Reflections on fatherhood: The place of mothers' and fathers' friends in children's life

Many children are closer to their mothers’ friends than their fathers’ friends.

Photo credit: Pool

After finishing her exams, Wanjiru had scores of success cards sent to her by relatives and friends. At one point she was arranging them next to me and I was tempted to skim them through them of curiosity.

I noted that besides us parents and close aunts and cousins, the other cards were from the friends of her mother.

This was not overly surprising, knowing friends of the family and how we relate.

But it was a poignant reminder of the silent realignments in family relations, and especially the unfolding matriarchy.

Where were the friends of the father and how come none was available to send her success cards? It is because none of them has any special personal connections to the children.

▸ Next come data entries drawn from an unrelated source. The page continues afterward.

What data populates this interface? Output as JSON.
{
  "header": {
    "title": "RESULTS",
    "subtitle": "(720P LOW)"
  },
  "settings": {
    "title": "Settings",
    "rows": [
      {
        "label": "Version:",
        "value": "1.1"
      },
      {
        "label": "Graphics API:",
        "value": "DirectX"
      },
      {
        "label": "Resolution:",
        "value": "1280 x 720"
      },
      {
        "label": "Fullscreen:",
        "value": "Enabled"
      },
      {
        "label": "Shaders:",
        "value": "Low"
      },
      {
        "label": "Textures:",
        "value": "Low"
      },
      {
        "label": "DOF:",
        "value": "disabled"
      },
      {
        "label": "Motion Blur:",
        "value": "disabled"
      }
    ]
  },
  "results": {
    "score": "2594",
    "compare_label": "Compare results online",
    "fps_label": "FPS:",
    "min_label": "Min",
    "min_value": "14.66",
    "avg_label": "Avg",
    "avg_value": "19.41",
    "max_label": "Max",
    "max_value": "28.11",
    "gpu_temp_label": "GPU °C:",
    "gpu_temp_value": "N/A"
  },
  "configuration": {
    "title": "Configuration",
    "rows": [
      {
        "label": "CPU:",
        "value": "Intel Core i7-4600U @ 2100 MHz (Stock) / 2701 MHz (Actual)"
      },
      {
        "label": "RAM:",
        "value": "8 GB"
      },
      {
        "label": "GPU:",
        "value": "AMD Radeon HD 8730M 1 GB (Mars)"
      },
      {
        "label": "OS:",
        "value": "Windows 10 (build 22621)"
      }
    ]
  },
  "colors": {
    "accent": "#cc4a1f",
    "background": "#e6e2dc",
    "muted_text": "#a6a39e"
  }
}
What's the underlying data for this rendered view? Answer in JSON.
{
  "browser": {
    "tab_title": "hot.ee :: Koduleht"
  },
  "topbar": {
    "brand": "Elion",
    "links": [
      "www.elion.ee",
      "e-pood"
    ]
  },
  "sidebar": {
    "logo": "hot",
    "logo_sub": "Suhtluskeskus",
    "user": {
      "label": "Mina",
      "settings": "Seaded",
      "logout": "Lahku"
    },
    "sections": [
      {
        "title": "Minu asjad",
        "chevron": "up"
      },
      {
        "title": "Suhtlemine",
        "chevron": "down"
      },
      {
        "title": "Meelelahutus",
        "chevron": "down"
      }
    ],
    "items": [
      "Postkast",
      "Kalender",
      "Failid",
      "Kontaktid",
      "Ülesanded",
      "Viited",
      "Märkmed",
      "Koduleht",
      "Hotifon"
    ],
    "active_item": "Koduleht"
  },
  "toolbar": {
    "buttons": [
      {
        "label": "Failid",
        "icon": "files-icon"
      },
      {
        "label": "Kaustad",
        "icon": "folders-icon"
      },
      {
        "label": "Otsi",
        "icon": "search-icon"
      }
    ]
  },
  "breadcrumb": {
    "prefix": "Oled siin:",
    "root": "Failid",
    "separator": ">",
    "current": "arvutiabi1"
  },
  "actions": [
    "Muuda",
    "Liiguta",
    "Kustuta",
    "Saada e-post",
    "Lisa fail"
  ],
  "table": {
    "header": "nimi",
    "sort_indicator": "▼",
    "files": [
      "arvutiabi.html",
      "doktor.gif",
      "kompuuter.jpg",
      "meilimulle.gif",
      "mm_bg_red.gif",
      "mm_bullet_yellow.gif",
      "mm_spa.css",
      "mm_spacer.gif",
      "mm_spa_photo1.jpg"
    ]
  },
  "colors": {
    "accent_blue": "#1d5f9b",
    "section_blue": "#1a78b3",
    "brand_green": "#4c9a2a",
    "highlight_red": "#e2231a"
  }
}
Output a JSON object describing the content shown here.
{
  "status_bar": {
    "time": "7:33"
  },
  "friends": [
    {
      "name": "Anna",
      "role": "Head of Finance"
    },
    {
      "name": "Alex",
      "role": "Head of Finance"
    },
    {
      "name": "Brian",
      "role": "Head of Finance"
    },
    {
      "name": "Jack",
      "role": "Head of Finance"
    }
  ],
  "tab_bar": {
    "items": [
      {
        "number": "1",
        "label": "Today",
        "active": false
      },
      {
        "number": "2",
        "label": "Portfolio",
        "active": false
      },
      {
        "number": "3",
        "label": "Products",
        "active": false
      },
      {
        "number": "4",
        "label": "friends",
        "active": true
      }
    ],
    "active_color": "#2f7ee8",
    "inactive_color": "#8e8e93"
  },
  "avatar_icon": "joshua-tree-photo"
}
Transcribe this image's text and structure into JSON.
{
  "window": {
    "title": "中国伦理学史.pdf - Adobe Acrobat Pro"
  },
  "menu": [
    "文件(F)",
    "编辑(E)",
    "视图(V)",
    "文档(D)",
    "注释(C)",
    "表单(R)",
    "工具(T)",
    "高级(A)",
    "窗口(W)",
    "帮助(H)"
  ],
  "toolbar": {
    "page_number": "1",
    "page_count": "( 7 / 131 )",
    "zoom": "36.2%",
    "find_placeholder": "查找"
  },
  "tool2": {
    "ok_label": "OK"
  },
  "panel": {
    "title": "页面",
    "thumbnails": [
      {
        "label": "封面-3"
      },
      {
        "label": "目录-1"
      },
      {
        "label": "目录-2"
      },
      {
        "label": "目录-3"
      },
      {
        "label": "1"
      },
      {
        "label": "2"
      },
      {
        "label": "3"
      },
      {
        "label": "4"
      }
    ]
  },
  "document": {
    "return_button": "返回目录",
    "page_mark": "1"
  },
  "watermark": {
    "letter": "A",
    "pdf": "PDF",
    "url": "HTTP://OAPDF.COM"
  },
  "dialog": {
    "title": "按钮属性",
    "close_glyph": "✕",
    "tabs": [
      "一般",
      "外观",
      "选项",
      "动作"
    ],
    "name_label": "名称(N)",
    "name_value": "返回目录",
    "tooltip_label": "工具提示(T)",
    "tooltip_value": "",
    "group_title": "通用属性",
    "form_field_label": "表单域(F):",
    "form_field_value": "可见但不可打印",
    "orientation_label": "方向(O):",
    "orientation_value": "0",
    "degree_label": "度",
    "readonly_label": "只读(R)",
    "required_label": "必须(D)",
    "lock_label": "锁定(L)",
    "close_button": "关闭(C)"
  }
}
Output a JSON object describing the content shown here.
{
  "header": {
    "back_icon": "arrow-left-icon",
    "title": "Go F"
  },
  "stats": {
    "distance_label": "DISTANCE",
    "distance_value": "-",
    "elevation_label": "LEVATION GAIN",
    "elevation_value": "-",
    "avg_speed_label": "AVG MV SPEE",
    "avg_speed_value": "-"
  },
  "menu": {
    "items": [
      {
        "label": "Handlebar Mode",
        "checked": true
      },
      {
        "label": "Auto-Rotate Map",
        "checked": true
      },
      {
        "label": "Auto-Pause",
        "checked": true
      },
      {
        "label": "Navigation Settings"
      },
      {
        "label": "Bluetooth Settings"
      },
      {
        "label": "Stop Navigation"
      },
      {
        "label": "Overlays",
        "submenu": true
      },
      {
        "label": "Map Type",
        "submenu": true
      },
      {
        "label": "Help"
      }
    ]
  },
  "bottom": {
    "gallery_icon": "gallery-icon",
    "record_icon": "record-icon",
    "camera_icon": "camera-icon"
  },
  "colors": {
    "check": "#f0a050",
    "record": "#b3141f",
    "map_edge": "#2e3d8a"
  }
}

And in the same measure, it occurred to me that I have hardly ever sent a success card to my friends’ children.

Matriarchy is the state of women-led families, well developed in some animals like elephants.

My community is historically patriarchal, but this is receding perhaps faster than it is imagined.

In my childhood, my father’s friends would visit in the evenings. Once in a while, there would be some muratina brewed at home which they would enjoy.

Those days, we all shared one room, which was also the kitchen and the dining room. Yet those moments at the fireside with mzee and his friends were the best learning and bonding moments of my life.

Most of what I know about the history of Kenya, and especially the liberation movement, I got from my father and his friends. They would discuss life under colonialism, detention, and the onset of independence.

When they got too inebriated, they would sing folk songs and share lots of idioms and jokes. It was a class on history, oral literature, and parental values.

Then, it was common for men to visit their neighbours to do what was popularly called “shortening the evening.”

The last 40 years have seen a fundamental overhaul of the old family order. Today, men have exited the sanctum of the family because their social locus has moved away from their homes. Our meeting point is in the clubs and it is almost taboo to visit friends in their homes except on special occasions.

This looks like a good way to insulate the family from social “evils” in the clubs including alcoholism. But not always so. Men are at their most creative when they are chitchatting and debating issues in the clubs, talking business, politics, football, and other drunken crap.

A lot of the things they talk about in the bars would benefit children as explained from my childhood experience. Those tipsy moments are also prime times to mentor children and pass over community wisdom and even entertain.

If my father’s social engagement with friends was all confined to the bar, so much of him would have eluded us.

As men bond with friends, strangers, and business associates in the clubs, they leave a gap in their families which is being filled by the wives and their friends; perhaps this is why many children are closer to their mothers’ friends than their fathers’ friends.